Dirk: Wo wir oft kurz vorm verzweifeln sind, ist eigentlich, wenn wir… das ist übrigens ein großer Teil unserer Arbeit… nicht nur kommerzielle Arbeiten, sondern freie Projekte, die wir intern gestalten, um neue Sachen für unser Portfolio zu generieren. Und dort ist es so, dass wir am Ende der freien Projekte oft vor dem Verzweifeln sind, weil es immer so schwierig ist, freie Arbeit final abzuschließen, weil diese letzten zwanzig Prozent von dem Job sind ja generell immer sehr schwer und wenn man dann selber in der Position ist da seine eigenen Erwartungen zu erfüllen und zum anderen dann doch gerne fertig werden möchte.
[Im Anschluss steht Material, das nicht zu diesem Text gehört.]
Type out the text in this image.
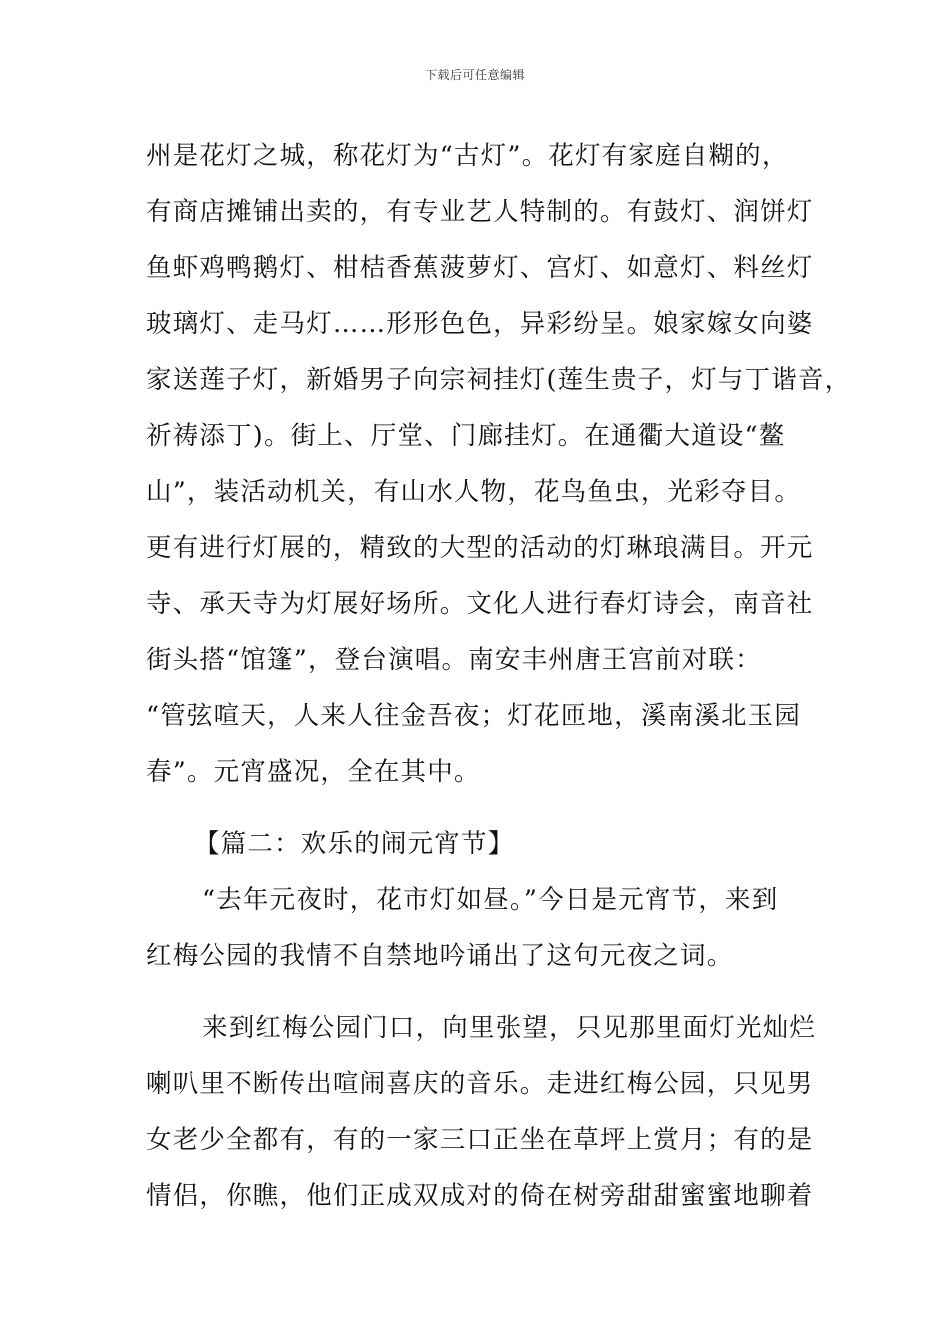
下载后可任意编辑
州是花灯之城，称花灯为“古灯”。花灯有家庭自糊的，
有商店摊铺出卖的，有专业艺人特制的。有鼓灯、润饼灯
鱼虾鸡鸭鹅灯、柑桔香蕉菠萝灯、宫灯、如意灯、料丝灯
玻璃灯、走马灯……形形色色，异彩纷呈。娘家嫁女向婆
家送莲子灯，新婚男子向宗祠挂灯(莲生贵子，灯与丁谐音，
祈祷添丁)。街上、厅堂、门廊挂灯。在通衢大道设“鳌
山”，装活动机关，有山水人物，花鸟鱼虫，光彩夺目。
更有进行灯展的，精致的大型的活动的灯琳琅满目。开元
寺、承天寺为灯展好场所。文化人进行春灯诗会，南音社
街头搭“馆篷”，登台演唱。南安丰州唐王宫前对联：
“管弦喧天，人来人往金吾夜；灯花匝地，溪南溪北玉园
春”。元宵盛况，全在其中。
【篇二：欢乐的闹元宵节】
“去年元夜时，花市灯如昼。”今日是元宵节，来到
红梅公园的我情不自禁地吟诵出了这句元夜之词。
来到红梅公园门口，向里张望，只见那里面灯光灿烂
喇叭里不断传出喧闹喜庆的音乐。走进红梅公园，只见男
女老少全都有，有的一家三口正坐在草坪上赏月；有的是
情侣，你瞧，他们正成双成对的倚在树旁甜甜蜜蜜地聊着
Das ist dann immer so ein innerer Kampf, der dann tobt und ich glaub das kann … das hat bei uns immer schon die größte Frustration ausgelöst. 
Benjamin: Ja, bei selbst initiierten Projekten hat man es, dass man es immer noch besser machen möchte. Und es fällt dann sehr schwer da einen Abschluss zu finden. Man muss sagen: Okay, es reicht. Es kann immer besser werden, aber jetzt ist Ende.

Ein paar Worte an zukünftige Illustratoren:
Benjamin: Na also wir machen immer wieder die Erfahrung, dass Leute, Studenten oder Absolventen ja doch sehr selbstkritisch sind und oft Hemmungen haben, ihre Arbeiten nach außen zu tragen und dadurch geht ein enormes Potential verloren. Und es war, wie wir gerade gesagt haben, es war noch nie so einfach Leute zu erreichen, seine eigene Arbeit einer großen Masse zu präsentieren und viele Leute nutzen das immer noch nicht.

Dirk: Wir haben auch das Gefühl, dass die jetzige Generation an heranwachsenden Designern kleineres Selbstvertrauen haben. In ihre Arbeit, in sich selbst. Weil sie ständig einfach diesem großen Bild gegenüberstehen, was denn alles möglich ist und wer Erfolg hat. Also sobald man heute in Instagram einen gewissen Hashtag eingibt und schaut, wieviel Leute dort aktiv sind und wie gut die alle sind, das kann natürlich äußerst frustrierend sein. Gerade für einen  heranwachsenden Designer, der noch lange nicht auf dem gleichen Level ist, auf dem er sich sieht, oder wo er gerne mal hin möchte.

Benjamin: Von daher ist von unserer Seite aus der Appell, dass man Mut hat seine Arbeiten nach Außen zu tragen.